During those months, I frequently tried to compare the experiences of the Africans I met in Italy, with those I knew in the States. I tried to figure out how Africans survive in societies where they are expected to fail. I wondered how some succeeded at creating a space for themselves and their cultures. In Italy, I met Africans who were at both ends of the economic spectrum. Even though some had created a “space” for themselves within the Italian society, they still had to deal with suspicion and prejudice similar to those least accepted. Despite all that they were up against, they did not give up, they continued living and striving. Through constant comparison, I was finally able to label what made my family and other Africans we knew different: our “Africanness.”

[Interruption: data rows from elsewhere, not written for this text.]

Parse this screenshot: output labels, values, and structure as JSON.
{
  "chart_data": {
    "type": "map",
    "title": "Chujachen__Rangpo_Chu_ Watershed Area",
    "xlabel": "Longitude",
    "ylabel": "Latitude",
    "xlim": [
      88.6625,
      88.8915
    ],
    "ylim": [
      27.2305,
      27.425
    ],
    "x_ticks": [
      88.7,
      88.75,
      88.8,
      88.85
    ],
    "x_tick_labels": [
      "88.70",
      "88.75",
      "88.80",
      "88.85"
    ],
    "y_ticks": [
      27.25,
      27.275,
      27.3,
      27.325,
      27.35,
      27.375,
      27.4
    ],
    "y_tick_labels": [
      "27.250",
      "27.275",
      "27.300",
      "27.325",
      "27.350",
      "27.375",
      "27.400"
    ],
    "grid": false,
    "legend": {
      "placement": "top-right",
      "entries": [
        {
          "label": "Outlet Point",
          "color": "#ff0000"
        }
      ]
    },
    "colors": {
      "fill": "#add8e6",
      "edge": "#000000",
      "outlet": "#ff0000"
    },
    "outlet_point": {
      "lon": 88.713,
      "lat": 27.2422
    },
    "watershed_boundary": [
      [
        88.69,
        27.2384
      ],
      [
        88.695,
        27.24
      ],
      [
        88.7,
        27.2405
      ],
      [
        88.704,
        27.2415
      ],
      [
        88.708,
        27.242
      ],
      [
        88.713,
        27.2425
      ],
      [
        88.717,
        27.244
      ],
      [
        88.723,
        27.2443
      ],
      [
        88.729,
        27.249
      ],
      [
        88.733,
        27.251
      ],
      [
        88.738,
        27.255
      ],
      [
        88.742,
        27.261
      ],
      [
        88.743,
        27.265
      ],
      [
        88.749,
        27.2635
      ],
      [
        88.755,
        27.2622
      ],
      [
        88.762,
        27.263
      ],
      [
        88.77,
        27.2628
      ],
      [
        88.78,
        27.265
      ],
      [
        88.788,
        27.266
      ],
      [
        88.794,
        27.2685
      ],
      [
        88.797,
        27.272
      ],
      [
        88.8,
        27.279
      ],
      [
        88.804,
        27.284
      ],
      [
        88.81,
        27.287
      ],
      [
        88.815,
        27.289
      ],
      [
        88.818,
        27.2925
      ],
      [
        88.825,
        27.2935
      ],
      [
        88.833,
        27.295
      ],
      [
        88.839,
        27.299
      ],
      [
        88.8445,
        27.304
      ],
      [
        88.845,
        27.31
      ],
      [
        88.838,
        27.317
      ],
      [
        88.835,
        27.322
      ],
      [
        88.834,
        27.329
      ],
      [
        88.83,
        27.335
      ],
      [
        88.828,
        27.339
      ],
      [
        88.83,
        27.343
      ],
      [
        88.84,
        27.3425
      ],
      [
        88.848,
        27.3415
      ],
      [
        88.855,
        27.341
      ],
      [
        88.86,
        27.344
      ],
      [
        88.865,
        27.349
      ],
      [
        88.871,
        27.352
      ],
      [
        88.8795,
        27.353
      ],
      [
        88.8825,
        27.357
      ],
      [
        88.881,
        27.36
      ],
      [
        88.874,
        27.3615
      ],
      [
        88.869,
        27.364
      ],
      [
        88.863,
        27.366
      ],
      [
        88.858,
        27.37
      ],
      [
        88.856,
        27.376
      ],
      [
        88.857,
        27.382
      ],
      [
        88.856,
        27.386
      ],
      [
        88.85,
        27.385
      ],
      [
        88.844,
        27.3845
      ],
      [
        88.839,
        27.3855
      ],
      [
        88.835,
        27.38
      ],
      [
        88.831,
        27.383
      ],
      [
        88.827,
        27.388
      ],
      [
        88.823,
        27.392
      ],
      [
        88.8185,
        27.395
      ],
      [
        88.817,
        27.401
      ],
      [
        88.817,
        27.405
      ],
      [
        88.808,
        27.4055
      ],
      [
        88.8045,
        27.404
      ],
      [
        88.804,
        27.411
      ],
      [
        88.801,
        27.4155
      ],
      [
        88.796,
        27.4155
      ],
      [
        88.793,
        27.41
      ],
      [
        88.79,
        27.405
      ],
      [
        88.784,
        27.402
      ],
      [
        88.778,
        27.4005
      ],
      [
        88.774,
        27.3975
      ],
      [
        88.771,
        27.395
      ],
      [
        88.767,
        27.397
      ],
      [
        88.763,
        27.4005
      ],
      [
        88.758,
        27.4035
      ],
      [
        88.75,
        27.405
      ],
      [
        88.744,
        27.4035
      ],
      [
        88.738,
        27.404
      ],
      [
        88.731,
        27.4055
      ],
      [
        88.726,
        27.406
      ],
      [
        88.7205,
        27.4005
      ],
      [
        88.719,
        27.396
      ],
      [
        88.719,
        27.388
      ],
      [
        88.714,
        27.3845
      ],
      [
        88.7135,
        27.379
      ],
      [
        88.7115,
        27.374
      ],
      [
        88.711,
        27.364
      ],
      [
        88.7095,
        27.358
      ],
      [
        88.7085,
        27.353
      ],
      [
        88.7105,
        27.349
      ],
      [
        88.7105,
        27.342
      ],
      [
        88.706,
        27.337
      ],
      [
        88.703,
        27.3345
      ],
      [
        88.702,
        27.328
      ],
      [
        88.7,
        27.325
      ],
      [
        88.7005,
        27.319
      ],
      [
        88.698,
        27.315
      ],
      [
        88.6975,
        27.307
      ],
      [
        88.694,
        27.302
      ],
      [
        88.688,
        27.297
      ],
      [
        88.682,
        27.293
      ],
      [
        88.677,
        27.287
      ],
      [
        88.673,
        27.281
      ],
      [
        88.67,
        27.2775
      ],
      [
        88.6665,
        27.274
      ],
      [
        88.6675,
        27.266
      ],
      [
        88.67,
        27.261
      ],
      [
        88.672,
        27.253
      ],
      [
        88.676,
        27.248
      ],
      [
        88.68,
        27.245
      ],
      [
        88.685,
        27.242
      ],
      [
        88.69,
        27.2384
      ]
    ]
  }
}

Being in a foreign country made me more aware of my role in this world. I realized that I needed to create the image that I wanted the Italians and even other Africans I met to have of me, instead of simply trying to fit into their preconceived notion of me as a Liberian woman. Without a doubt my Liberian culture is distinct from other African cultures I have encountered. But, despite cultural differences, I believe that all Africans are driven by our Africanness. By that, I mean that we are able to keep surviving because of our ability to instill our souls into everything we do, wherever we are, despite all odds.
Leaving America allowed me to experience the connection I feel with other Africans elsewhere first-hand. Those nine months opened my eyes to the fact that I could’ve been born in or lived in any other country besides America, but one thing will always remain the same no matter where I am: I am an African woman with an African soul.